STMicroelectronics claims optical breakthrough

STMicroelectronics NV (STM) has developed silicon-based light emitters that match the efficiency of light emitters based on traditional materials such as gallium arsenide (GaAs), it announced Monday. The development will allow STM, of Geneva, to develop many new semiconductor products, it said in a statement.

To date, it has not been possible to combine optical and electrical functions on a single silicon chip because silicon light emitters were inefficient.

The technology is based on a new structure in which ions of rare earth metals such as erbium and cerium are implanted in a layer of Silicon Rich Oxide-silicon dioxide that has been enriched with silicon nanocrystals smaller than two nanometres in diameter. The light emitters are 100 times more efficient than any previous silicon-based emitters and are comparable to traditional products, STM said. The frequency of the emitted light varies depending on the metal used, STM said.

One of the first applications for the technology has been to build power control devices with the control circuitry electronically isolated from the power switching transistors. Electrical isolation is mandatory in many applications for safety reasons, and until now it has been necessary to use external devices such as relays and transformers.

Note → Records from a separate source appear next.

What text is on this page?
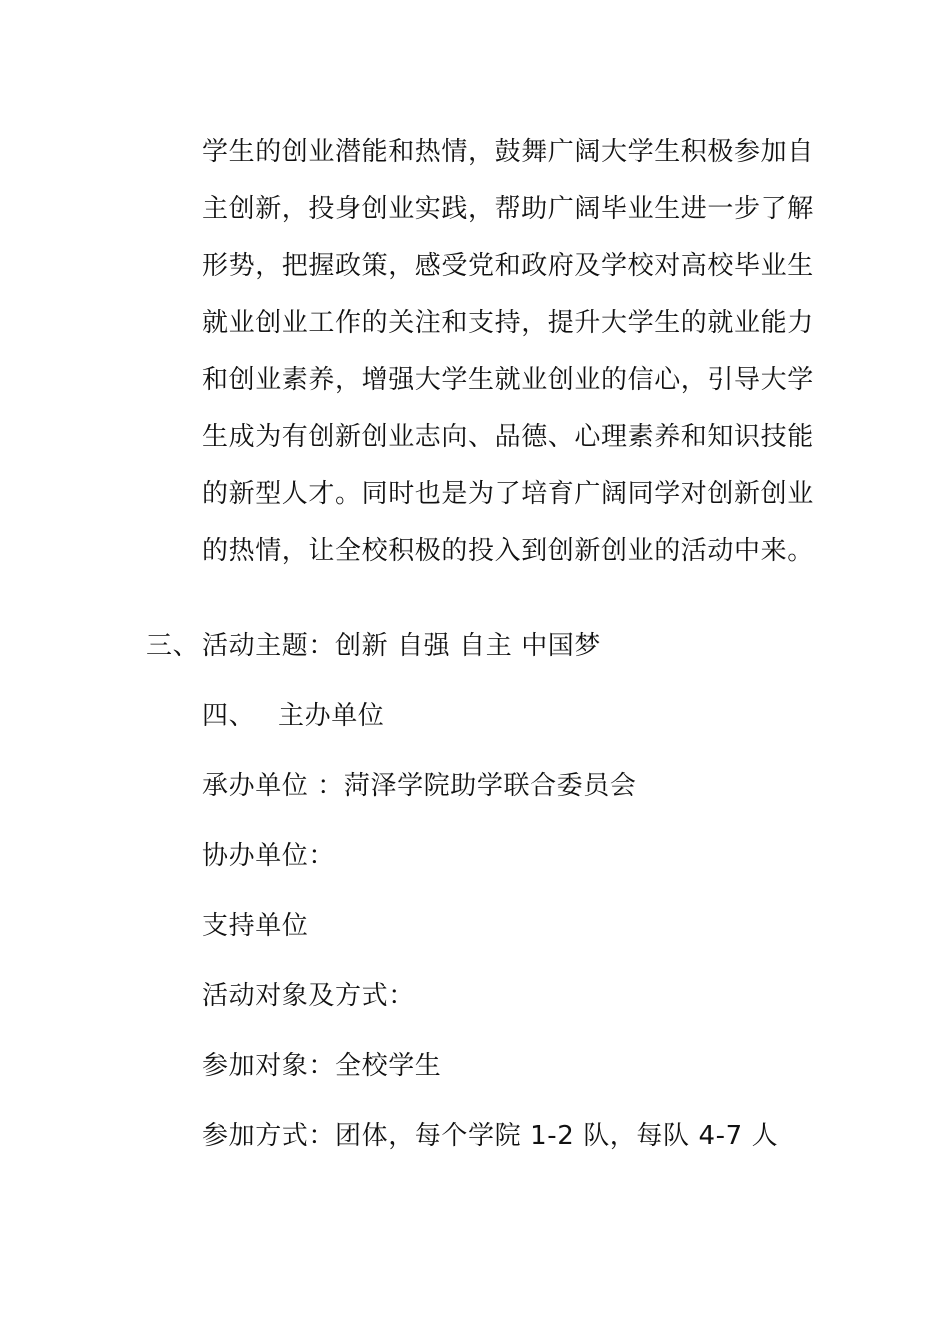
学生的创业潜能和热情，鼓舞广阔大学生积极参加自
主创新，投身创业实践，帮助广阔毕业生进一步了解
形势，把握政策，感受党和政府及学校对高校毕业生
就业创业工作的关注和支持，提升大学生的就业能力
和创业素养，增强大学生就业创业的信心，引导大学
生成为有创新创业志向、品德、心理素养和知识技能
的新型人才。同时也是为了培育广阔同学对创新创业
的热情，让全校积极的投入到创新创业的活动中来。
三、 活动主题：创新 自强 自主 中国梦
四、 主办单位
承办单位 ：菏泽学院助学联合委员会
协办单位：
支持单位
活动对象及方式：
参加对象：全校学生
参加方式：团体，每个学院 1-2 队，每队 4-7 人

Now STM has been able to develop two circuits on one chip, separated from one another by insulating silicon dioxide but communicating with one another using silicon light emitters and detectors. These will be useful in applications where the power circuit has to handle much higher voltages than the control circuit, STM said.

The company has patented the key techniques of implanting the rare earth ions. The technology is compatible with existing high-volume production processes, so will not be expensive to implement, STM said.